Client libraries like x402-fetch handle this flow automatically. See x402 Protocol for the full specification.

microUSDC

All money amounts in Stronghold are represented as microUSDC — string-encoded integers where 1 microUSDC equals 0.000001 USDC.

microUSDC valueUSDC equivalentUSD equivalent
"1"0.000001 USDC$0.000001
"1000"0.001 USDC$0.001
"1000000"1.0 USDC$1.00

microUSDC values are always transmitted as strings, not numbers, to avoid floating-point precision issues. This is the canonical format for all money fields in the API, CLI output, and configuration.

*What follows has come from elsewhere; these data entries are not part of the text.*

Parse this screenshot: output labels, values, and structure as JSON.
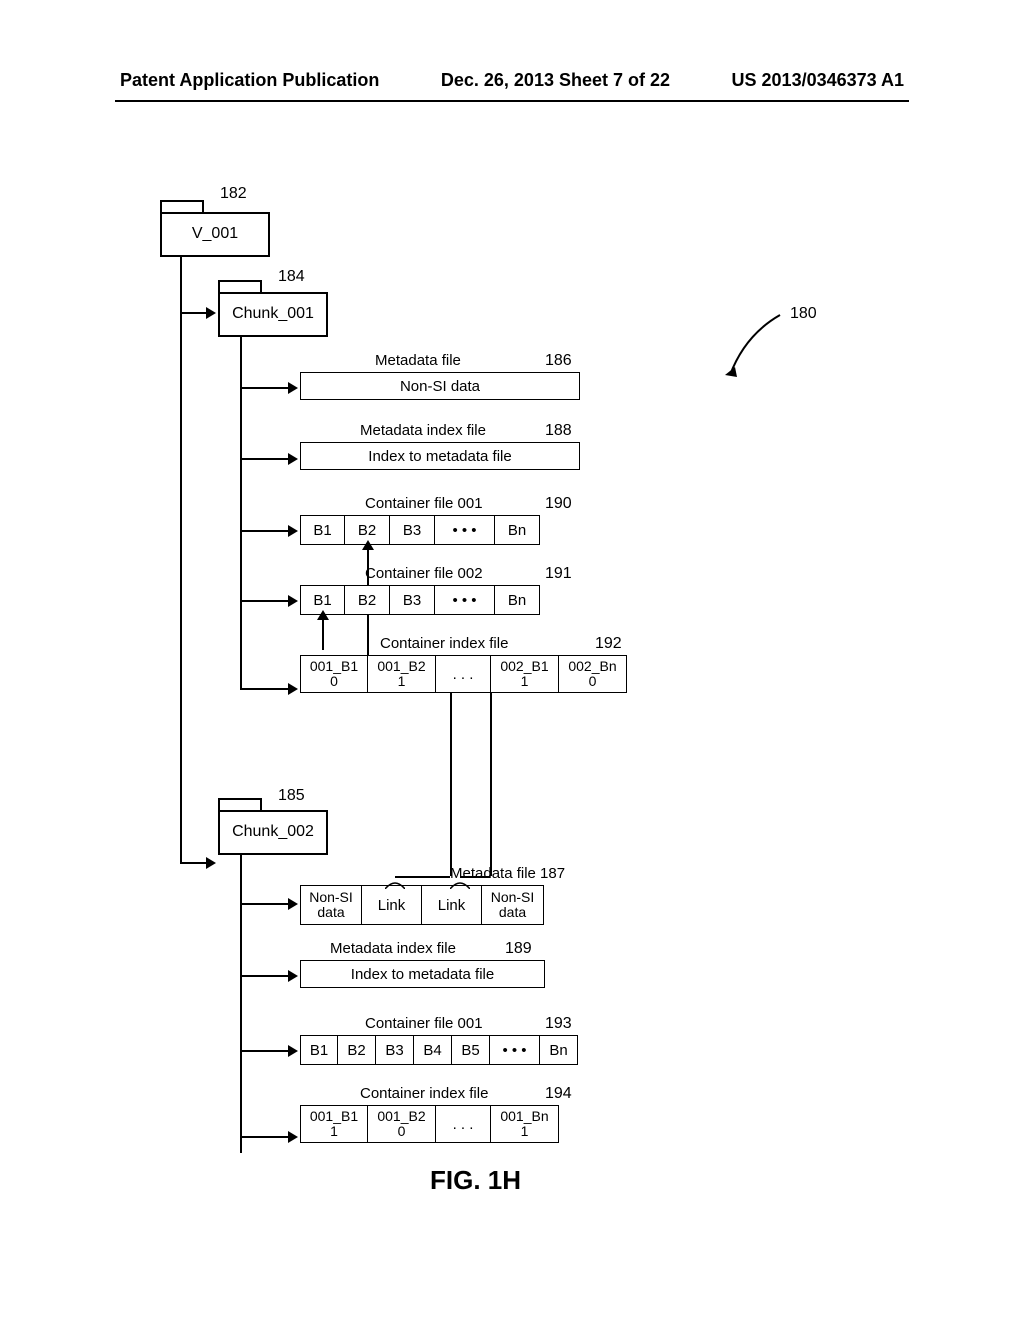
{
  "header": {
    "left": "Patent Application Publication",
    "center": "Dec. 26, 2013  Sheet 7 of 22",
    "right": "US 2013/0346373 A1"
  },
  "figure_label": "FIG. 1H",
  "refs": {
    "r180": "180",
    "r182": "182",
    "r184": "184",
    "r185": "185",
    "r186": "186",
    "r187": "187",
    "r188": "188",
    "r189": "189",
    "r190": "190",
    "r191": "191",
    "r192": "192",
    "r193": "193",
    "r194": "194"
  },
  "folders": {
    "v001": "V_001",
    "chunk001": "Chunk_001",
    "chunk002": "Chunk_002"
  },
  "labels": {
    "metadata_file": "Metadata file",
    "non_si_data": "Non-SI data",
    "metadata_index_file": "Metadata index file",
    "index_to_metadata": "Index to metadata file",
    "container_file_001": "Container file 001",
    "container_file_002": "Container file 002",
    "container_index_file": "Container index file",
    "metadata_file_187": "Metadata file  187"
  },
  "blocks": {
    "B1": "B1",
    "B2": "B2",
    "B3": "B3",
    "B4": "B4",
    "B5": "B5",
    "Bn": "Bn",
    "dots": "• • •"
  },
  "index_cells": {
    "c1": {
      "top": "001_B1",
      "bot": "0"
    },
    "c2": {
      "top": "001_B2",
      "bot": "1"
    },
    "c3": {
      "top": "002_B1",
      "bot": "1"
    },
    "c4": {
      "top": "002_Bn",
      "bot": "0"
    },
    "dots": ". . ."
  },
  "meta187": {
    "c1": {
      "top": "Non-SI",
      "bot": "data"
    },
    "c2": "Link",
    "c3": "Link",
    "c4": {
      "top": "Non-SI",
      "bot": "data"
    }
  },
  "index194": {
    "c1": {
      "top": "001_B1",
      "bot": "1"
    },
    "c2": {
      "top": "001_B2",
      "bot": "0"
    },
    "c3": {
      "top": "001_Bn",
      "bot": "1"
    },
    "dots": ". . ."
  },
  "chart_data": {
    "type": "tree",
    "root": "V_001 (182)",
    "overall_ref": "180",
    "children": [
      {
        "name": "Chunk_001 (184)",
        "children": [
          {
            "name": "Metadata file (186)",
            "content": "Non-SI data"
          },
          {
            "name": "Metadata index file (188)",
            "content": "Index to metadata file"
          },
          {
            "name": "Container file 001 (190)",
            "cells": [
              "B1",
              "B2",
              "B3",
              "...",
              "Bn"
            ]
          },
          {
            "name": "Container file 002 (191)",
            "cells": [
              "B1",
              "B2",
              "B3",
              "...",
              "Bn"
            ]
          },
          {
            "name": "Container index file (192)",
            "cells": [
              {
                "id": "001_B1",
                "flag": 0
              },
              {
                "id": "001_B2",
                "flag": 1
              },
              "...",
              {
                "id": "002_B1",
                "flag": 1
              },
              {
                "id": "002_Bn",
                "flag": 0
              }
            ]
          }
        ]
      },
      {
        "name": "Chunk_002 (185)",
        "children": [
          {
            "name": "Metadata file (187)",
            "cells": [
              "Non-SI data",
              "Link",
              "Link",
              "Non-SI data"
            ]
          },
          {
            "name": "Metadata index file (189)",
            "content": "Index to metadata file"
          },
          {
            "name": "Container file 001 (193)",
            "cells": [
              "B1",
              "B2",
              "B3",
              "B4",
              "B5",
              "...",
              "Bn"
            ]
          },
          {
            "name": "Container index file (194)",
            "cells": [
              {
                "id": "001_B1",
                "flag": 1
              },
              {
                "id": "001_B2",
                "flag": 0
              },
              "...",
              {
                "id": "001_Bn",
                "flag": 1
              }
            ]
          }
        ]
      }
    ],
    "cross_links": [
      {
        "from": "Chunk_001 Container file 001 B2",
        "to": "Chunk_001 Container index file 001_B2"
      },
      {
        "from": "Chunk_001 Container file 002 B1",
        "to": "Chunk_001 Container index file 002_Bn (region)"
      },
      {
        "from": "Chunk_002 Metadata file Link cells",
        "to": "Chunk_001 Container index file"
      }
    ]
  }
}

Content Scanning vs. Output Scanning

Stronghold provides two distinct scan types for bidirectional protection:

Content Scanning (/v1/scan/content) scans incoming content for prompt injection attacks. This is what the transparent proxy does automatically — it scans every HTTP response before the agent reads it.

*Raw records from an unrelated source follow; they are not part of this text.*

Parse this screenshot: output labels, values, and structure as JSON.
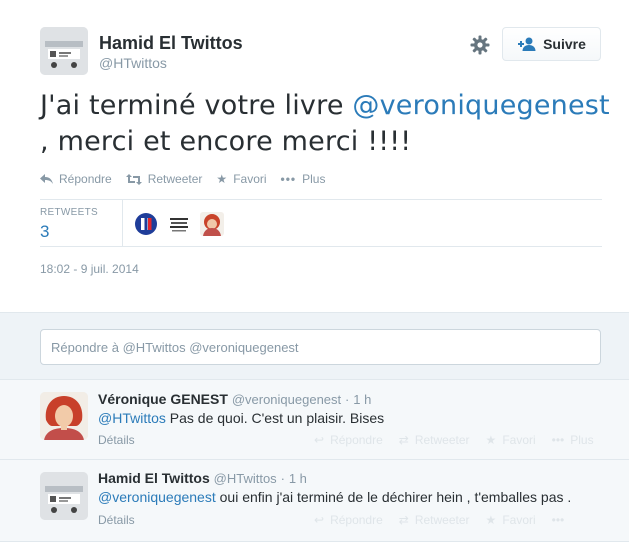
{
  "tweet": {
    "author_name": "Hamid El Twittos",
    "author_handle": "@HTwittos",
    "follow_label": "Suivre",
    "text_before": "J'ai terminé votre livre ",
    "text_mention": "@veroniquegenest",
    "text_after": " , merci et encore merci !!!!",
    "actions": {
      "reply": "Répondre",
      "retweet": "Retweeter",
      "favorite": "Favori",
      "more": "Plus"
    },
    "retweets_label": "RETWEETS",
    "retweets_count": "3",
    "timestamp": "18:02 - 9 juil. 2014"
  },
  "reply_box": {
    "prefix": "Répondre à ",
    "mentions": "@HTwittos @veroniquegenest"
  },
  "replies": [
    {
      "name": "Véronique GENEST",
      "handle": "@veroniquegenest",
      "time": "1 h",
      "mention": "@HTwittos",
      "text": " Pas de quoi. C'est un plaisir. Bises",
      "details": "Détails",
      "actions": {
        "reply": "Répondre",
        "retweet": "Retweeter",
        "favorite": "Favori",
        "more": "Plus"
      }
    },
    {
      "name": "Hamid El Twittos",
      "handle": "@HTwittos",
      "time": "1 h",
      "mention": "@veroniquegenest",
      "text": " oui enfin j'ai terminé de le déchirer hein , t'emballes pas .",
      "details": "Détails",
      "actions": {
        "reply": "Répondre",
        "retweet": "Retweeter",
        "favorite": "Favori"
      }
    }
  ],
  "colors": {
    "link": "#2b7bb9",
    "muted": "#8899a6",
    "text": "#292f33",
    "reply_bg": "#eef3f7"
  }
}
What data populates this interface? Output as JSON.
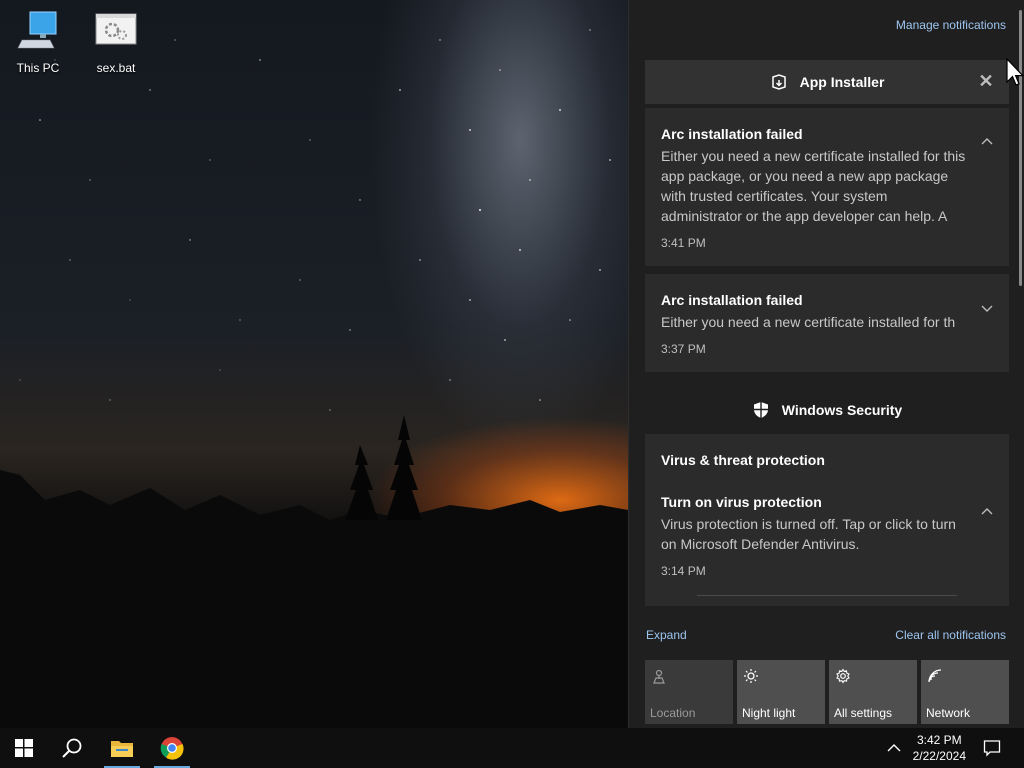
{
  "desktop": {
    "icons": [
      {
        "label": "This PC",
        "icon": "computer-icon"
      },
      {
        "label": "sex.bat",
        "icon": "batch-file-icon"
      }
    ]
  },
  "action_center": {
    "manage_label": "Manage notifications",
    "app_installer": {
      "header": "App Installer",
      "notifications": [
        {
          "title": "Arc installation failed",
          "body": "Either you need a new certificate installed for this app package, or you need a new app package with trusted certificates. Your system administrator or the app developer can help. A",
          "time": "3:41 PM",
          "expanded": true
        },
        {
          "title": "Arc installation failed",
          "body": "Either you need a new certificate installed for th",
          "time": "3:37 PM",
          "expanded": false
        }
      ]
    },
    "windows_security": {
      "header": "Windows Security",
      "section_title": "Virus & threat protection",
      "notification": {
        "title": "Turn on virus protection",
        "body": "Virus protection is turned off. Tap or click to turn on Microsoft Defender Antivirus.",
        "time": "3:14 PM"
      }
    },
    "expand_label": "Expand",
    "clear_label": "Clear all notifications",
    "quick_actions": [
      {
        "label": "Location",
        "icon": "location-icon",
        "enabled": false
      },
      {
        "label": "Night light",
        "icon": "night-light-icon",
        "enabled": true
      },
      {
        "label": "All settings",
        "icon": "gear-icon",
        "enabled": true
      },
      {
        "label": "Network",
        "icon": "network-icon",
        "enabled": true
      }
    ]
  },
  "taskbar": {
    "time": "3:42 PM",
    "date": "2/22/2024"
  },
  "colors": {
    "panel": "#1f1f1f",
    "card": "#2b2b2b",
    "link": "#9ec6f0",
    "taskbar": "#0f0f10"
  }
}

Output Scanning (/v1/scan/output) scans outgoing agent responses for credential leaks — API keys, passwords, tokens, connection strings, and other secrets that the agent might inadvertently include in its output.

Transparent Proxy

The transparent proxy is a network-level interceptor that sits between the agent and the internet. It uses operating system firewall rules (iptables/nftables on Linux, pf on macOS) to redirect all HTTP/HTTPS traffic from the agent’s dedicated system user through the Stronghold scanning pipeline.

Key properties:

  • Operates outside the agent’s cognition — cannot be bypassed by prompt injection
  • Scans content before the agent receives it
  • Requires no code changes to the agent
  • Works with any agent framework or language
  • Adds X-Stronghold-* response headers with scan metadata

See Why Network-Level Scanning for the motivation behind this approach and Proxy Architecture for implementation details.